The government is seeking collective support from oil palm planters, millers, refiners and other downstream business owners to mandate the Malaysian Sustainable Palm Oil (MSPO) certification.

“The MSPO certification is currently voluntary and the way forward is to make it mandatory,” said Plantation Industries and Commodities Minister Datuk Seri Mah Siew Keong.

“I know making MSPO mandatory is tough and can be very costly for smallholders. The government assures the implementation of MSPO will be practical,” the minister said.

There are some 500,000 smallholders in Malaysia and Mah acknowledged getting all of them MSPO-certified is tough but necessary for the long-term prospects of the industry.

“Some planters have five acres, others have 10 acres under oil palm cultivation. We are looking at grouping them in clusters and having them certified collectively," he said.

“We shall work on getting the MSPO to gain international acceptance as the brand confirms palm oil is being produced on a balanced need of People, Profit and Planet.

“We shall also promote premium pricing for the value add that goes into this nationally certified palm oil,” he told reporters after opening an MSPO stakeholders meeting here today.
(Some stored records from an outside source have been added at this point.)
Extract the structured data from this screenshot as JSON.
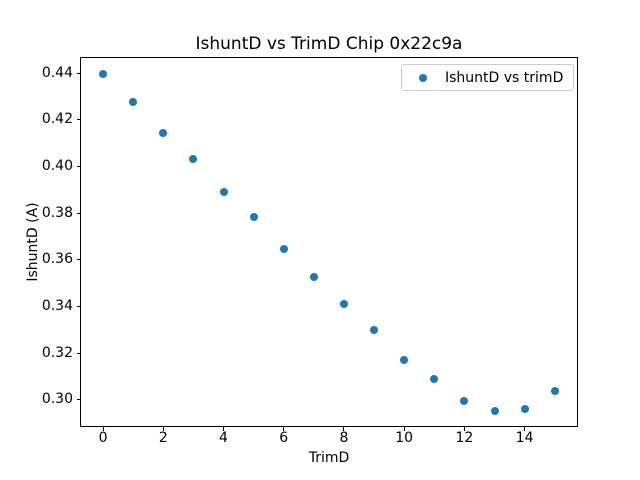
{
  "figure": {
    "background": "#ffffff",
    "text_color": "#000000"
  },
  "chart_data": {
    "type": "scatter",
    "title": "IshuntD vs TrimD Chip 0x22c9a",
    "xlabel": "TrimD",
    "ylabel": "IshuntD (A)",
    "series": [
      {
        "name": "IshuntD vs trimD",
        "marker": "circle",
        "color": "#1f77b4",
        "x": [
          0,
          1,
          2,
          3,
          4,
          5,
          6,
          7,
          8,
          9,
          10,
          11,
          12,
          13,
          14,
          15
        ],
        "y": [
          0.4397,
          0.4277,
          0.4145,
          0.4032,
          0.3891,
          0.3782,
          0.3646,
          0.3525,
          0.3409,
          0.3297,
          0.317,
          0.3087,
          0.2995,
          0.2952,
          0.2961,
          0.3039
        ]
      }
    ],
    "xticks": [
      0,
      2,
      4,
      6,
      8,
      10,
      12,
      14
    ],
    "yticks": [
      0.3,
      0.32,
      0.34,
      0.36,
      0.38,
      0.4,
      0.42,
      0.44
    ],
    "xlim": [
      -0.75,
      15.75
    ],
    "ylim": [
      0.2885,
      0.447
    ],
    "grid": false,
    "legend": {
      "visible": true,
      "position": "upper right",
      "entries": [
        "IshuntD vs trimD"
      ]
    }
  }
}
He explained the MSPO is essentially a reflection of an unified code of laws concerning best practices throughout the supply chain, from oil palm planting to palm oil processing.

It was first modelled in line with the principles of the World Trade Organisation (WTO) that promotes freer movement of goods and services.

The objective of the MSPO is to facilitate better palm oil market access through multilateral or bilateral free trade agreements with buyers.